Stephen and Marian Mugar lived in Watertown and later in Belmont for many years. The family business was based in Boston, then moved further out to Burlington. Stephen Mugar died at Massachusetts General Hospital in Boston on October 16, 1982, and was buried in Mount Auburn Cemetery. Marian Mugar died in Belmont on November 29, 1984, and was buried next to her husband. Their son David became a business leader and philanthropist in his own right, while their daughter Carolyn became an activist and went on to serve as executive director of Farm Aid and founded the Armenia Tree Project, a reforestation project in Armenia.

==Philanthropic giving==
After making his fortune in the Star Market business, Stephen P. Mugar became a generous contributor to educational institutions and Armenian causes locally and abroad. These include:

- Armenian Assembly of America
The Armenian Assembly of America is a non-profit group aimed at increased Armenian-American participation in the American democratic process as well as assisting in humanitarian and development programs in Armenia. Stephen Mugar gave generously during his lifetime and his estate in 1984 gave $1 million to help launch its endowment fund.

- Mugar Hall at Tufts
The Mugar Hall at The Fletcher School of Law and Diplomacy at Tufts University was given in memory of his parents.
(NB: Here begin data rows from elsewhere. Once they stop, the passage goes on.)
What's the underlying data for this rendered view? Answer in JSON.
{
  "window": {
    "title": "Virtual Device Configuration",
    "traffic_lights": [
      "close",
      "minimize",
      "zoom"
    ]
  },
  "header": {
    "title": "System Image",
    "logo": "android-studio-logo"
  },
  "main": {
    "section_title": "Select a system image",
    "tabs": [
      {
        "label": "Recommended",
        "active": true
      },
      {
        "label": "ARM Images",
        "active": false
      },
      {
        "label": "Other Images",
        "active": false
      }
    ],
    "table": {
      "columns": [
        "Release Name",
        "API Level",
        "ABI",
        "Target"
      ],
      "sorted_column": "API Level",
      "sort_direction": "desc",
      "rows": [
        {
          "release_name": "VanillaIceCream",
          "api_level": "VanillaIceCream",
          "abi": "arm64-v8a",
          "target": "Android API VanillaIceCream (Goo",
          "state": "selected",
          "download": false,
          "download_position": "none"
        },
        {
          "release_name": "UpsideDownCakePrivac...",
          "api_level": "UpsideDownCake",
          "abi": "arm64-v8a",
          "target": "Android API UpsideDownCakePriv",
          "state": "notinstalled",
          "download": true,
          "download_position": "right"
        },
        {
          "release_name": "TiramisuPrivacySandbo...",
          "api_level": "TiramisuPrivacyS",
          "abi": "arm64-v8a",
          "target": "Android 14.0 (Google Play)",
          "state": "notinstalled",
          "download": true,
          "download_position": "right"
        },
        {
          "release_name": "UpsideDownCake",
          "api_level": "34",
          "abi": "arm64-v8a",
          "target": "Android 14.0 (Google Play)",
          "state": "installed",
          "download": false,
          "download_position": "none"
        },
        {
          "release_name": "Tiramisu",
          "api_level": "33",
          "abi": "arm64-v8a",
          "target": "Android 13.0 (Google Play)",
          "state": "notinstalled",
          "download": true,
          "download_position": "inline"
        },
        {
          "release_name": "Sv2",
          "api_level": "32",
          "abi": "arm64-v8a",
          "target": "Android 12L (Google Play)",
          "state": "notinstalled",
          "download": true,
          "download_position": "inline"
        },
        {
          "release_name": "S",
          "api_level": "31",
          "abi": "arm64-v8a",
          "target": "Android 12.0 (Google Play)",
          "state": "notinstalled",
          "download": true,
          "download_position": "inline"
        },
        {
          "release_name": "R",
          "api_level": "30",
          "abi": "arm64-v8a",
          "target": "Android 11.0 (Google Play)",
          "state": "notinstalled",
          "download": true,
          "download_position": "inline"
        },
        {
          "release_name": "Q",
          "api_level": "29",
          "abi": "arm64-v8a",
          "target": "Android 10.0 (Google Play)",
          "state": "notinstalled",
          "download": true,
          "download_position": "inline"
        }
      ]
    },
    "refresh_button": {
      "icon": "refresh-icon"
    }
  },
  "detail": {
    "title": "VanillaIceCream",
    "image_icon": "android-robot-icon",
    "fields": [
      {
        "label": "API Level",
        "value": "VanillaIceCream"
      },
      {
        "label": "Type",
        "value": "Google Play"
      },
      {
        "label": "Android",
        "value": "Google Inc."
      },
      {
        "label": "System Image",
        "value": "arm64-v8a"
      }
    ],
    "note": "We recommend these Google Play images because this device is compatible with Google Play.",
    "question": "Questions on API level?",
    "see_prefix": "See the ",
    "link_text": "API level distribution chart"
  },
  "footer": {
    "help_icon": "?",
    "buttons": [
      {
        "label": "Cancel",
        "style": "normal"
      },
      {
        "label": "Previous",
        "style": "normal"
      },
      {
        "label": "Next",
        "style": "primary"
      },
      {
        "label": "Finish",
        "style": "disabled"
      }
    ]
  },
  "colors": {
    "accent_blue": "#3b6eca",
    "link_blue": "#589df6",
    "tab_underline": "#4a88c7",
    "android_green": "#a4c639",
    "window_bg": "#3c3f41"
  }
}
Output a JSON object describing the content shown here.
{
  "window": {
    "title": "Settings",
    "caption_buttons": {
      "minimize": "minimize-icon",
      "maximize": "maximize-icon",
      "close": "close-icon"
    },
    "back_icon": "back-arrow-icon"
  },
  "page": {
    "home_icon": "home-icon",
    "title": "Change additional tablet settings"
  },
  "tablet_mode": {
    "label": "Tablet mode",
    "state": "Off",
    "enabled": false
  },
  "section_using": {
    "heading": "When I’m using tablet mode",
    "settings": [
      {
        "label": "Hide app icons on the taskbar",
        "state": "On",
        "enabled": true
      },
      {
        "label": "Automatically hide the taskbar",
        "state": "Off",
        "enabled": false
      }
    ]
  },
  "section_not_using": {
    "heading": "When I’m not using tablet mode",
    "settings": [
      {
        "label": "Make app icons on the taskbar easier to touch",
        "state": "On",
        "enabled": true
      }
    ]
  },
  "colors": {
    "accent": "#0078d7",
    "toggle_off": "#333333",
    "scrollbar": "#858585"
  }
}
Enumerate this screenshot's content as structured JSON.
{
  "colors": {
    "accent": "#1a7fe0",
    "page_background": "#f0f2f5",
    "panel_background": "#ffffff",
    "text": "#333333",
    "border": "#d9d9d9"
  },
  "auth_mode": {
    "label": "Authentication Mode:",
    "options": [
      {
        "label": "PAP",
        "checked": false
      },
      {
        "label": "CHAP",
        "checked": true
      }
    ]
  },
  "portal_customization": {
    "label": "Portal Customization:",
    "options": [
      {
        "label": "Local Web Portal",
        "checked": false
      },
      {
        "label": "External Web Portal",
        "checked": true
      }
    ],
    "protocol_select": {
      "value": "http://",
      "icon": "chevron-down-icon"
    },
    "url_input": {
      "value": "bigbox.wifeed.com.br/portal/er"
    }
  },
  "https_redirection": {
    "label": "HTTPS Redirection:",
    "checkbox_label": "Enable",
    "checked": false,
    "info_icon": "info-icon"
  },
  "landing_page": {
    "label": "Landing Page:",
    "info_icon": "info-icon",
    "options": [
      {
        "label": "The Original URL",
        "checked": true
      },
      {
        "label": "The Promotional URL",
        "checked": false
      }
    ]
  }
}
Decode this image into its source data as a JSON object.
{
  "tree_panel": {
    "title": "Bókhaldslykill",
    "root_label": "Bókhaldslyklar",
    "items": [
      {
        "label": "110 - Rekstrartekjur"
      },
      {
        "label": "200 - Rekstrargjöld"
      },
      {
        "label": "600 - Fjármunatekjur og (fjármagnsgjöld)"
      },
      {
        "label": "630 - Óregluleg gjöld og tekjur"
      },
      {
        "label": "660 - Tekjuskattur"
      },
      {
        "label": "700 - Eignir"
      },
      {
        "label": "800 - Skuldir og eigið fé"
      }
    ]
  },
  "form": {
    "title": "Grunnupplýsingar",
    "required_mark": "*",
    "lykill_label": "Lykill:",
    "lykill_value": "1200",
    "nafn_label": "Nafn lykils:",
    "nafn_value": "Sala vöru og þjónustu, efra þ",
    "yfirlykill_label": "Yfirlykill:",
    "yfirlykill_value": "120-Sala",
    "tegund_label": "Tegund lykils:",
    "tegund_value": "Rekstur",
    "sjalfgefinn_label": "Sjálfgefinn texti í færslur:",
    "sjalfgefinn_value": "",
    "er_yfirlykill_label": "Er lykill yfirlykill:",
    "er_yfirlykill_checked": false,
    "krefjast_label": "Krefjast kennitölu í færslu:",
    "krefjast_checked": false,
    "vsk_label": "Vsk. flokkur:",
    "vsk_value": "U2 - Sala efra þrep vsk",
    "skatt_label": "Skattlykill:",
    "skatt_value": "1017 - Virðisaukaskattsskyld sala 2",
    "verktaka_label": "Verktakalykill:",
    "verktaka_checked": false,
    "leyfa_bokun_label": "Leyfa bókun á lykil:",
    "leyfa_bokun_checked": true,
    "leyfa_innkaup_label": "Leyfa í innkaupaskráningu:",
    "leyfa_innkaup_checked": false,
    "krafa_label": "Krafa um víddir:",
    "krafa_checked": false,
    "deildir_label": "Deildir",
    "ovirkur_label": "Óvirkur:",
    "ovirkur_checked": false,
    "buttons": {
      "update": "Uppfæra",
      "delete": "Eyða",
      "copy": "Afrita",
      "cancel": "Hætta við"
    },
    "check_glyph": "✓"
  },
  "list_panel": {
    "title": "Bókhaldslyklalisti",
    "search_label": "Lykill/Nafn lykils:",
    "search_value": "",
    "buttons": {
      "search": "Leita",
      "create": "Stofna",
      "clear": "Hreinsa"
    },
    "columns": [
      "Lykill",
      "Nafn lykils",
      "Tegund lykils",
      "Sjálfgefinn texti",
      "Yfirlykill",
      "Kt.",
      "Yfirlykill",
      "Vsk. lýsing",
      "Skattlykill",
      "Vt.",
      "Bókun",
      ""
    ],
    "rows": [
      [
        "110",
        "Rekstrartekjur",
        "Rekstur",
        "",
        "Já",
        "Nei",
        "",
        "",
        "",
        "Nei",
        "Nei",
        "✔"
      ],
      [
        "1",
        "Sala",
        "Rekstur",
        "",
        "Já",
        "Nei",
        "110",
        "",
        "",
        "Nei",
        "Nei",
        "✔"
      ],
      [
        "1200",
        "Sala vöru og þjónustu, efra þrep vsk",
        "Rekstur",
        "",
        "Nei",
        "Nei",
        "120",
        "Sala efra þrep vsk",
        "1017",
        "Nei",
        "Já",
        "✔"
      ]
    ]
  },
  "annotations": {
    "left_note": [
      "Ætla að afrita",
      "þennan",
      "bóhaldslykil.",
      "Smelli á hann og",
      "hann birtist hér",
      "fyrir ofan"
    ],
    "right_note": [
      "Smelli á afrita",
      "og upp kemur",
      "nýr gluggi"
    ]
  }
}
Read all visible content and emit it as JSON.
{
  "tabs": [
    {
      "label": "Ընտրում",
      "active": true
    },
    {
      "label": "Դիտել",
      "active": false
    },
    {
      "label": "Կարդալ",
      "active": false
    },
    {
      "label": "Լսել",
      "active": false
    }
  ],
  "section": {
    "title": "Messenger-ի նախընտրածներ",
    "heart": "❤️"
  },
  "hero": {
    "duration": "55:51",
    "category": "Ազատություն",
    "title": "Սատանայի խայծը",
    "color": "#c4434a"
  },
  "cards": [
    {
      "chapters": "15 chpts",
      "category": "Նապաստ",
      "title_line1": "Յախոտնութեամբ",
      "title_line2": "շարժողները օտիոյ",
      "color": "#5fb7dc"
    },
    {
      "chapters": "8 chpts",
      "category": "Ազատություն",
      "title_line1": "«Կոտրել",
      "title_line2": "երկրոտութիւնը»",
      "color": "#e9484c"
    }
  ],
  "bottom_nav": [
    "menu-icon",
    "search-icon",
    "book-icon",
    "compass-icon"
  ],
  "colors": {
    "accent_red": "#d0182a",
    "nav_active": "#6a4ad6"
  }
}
- Mugar Library at Haigazian University
The Mugar Library at Haigazian University, an Armenian institution in Beirut, Lebanon, was given in memory of his parents.

- Mugar Life Sciences Building at Northeastern
The Mugar Life Sciences Building at Northeastern University, which contains the Departments of Biology, Cellular and Molecular Biology, Behavioral Neuroscience, and Chemical Engineering, and laboratories and classrooms, was given in 1963 in memory of his parents.

- Mugar Memorial Library
The Mugar Memorial Library at Boston University was given in memory of his parents.

==Legacy==

- Mugar Omni Theater
In 1985, David Mugar gave the money for the Marian G. and Stephen P. Mugar Omni Theater at the Museum of Science, Boston.

- Armenian Library & Museum of America
In 1992, the former Coolidge Bank building in Watertown, which was bought by the Armenian Library and Museum of America in 1988, was dedicated to the memory of Stephen and Marian Mugar.

- Mugar Building at Cape Cod Hospital
In 2002, David Mugar gave $5 million to the Cape Cod Hospital in Hyannis for a new four story wing in memory of Marian and Stephen.

- Endowed Chair of Armenian Genocide Studies
Carolyn Mugar and her husband, John O'Connor, shortly before his death on November 30, 2002, made a gift to Clark University in Worcester to establish the Endowed Chair of Armenian Genocide Studies, which is named for "Robert Aram and Marianne Kaloosdian and Stephen and Marian Mugar." As of 2008, the holder of the chair was Taner Akcam.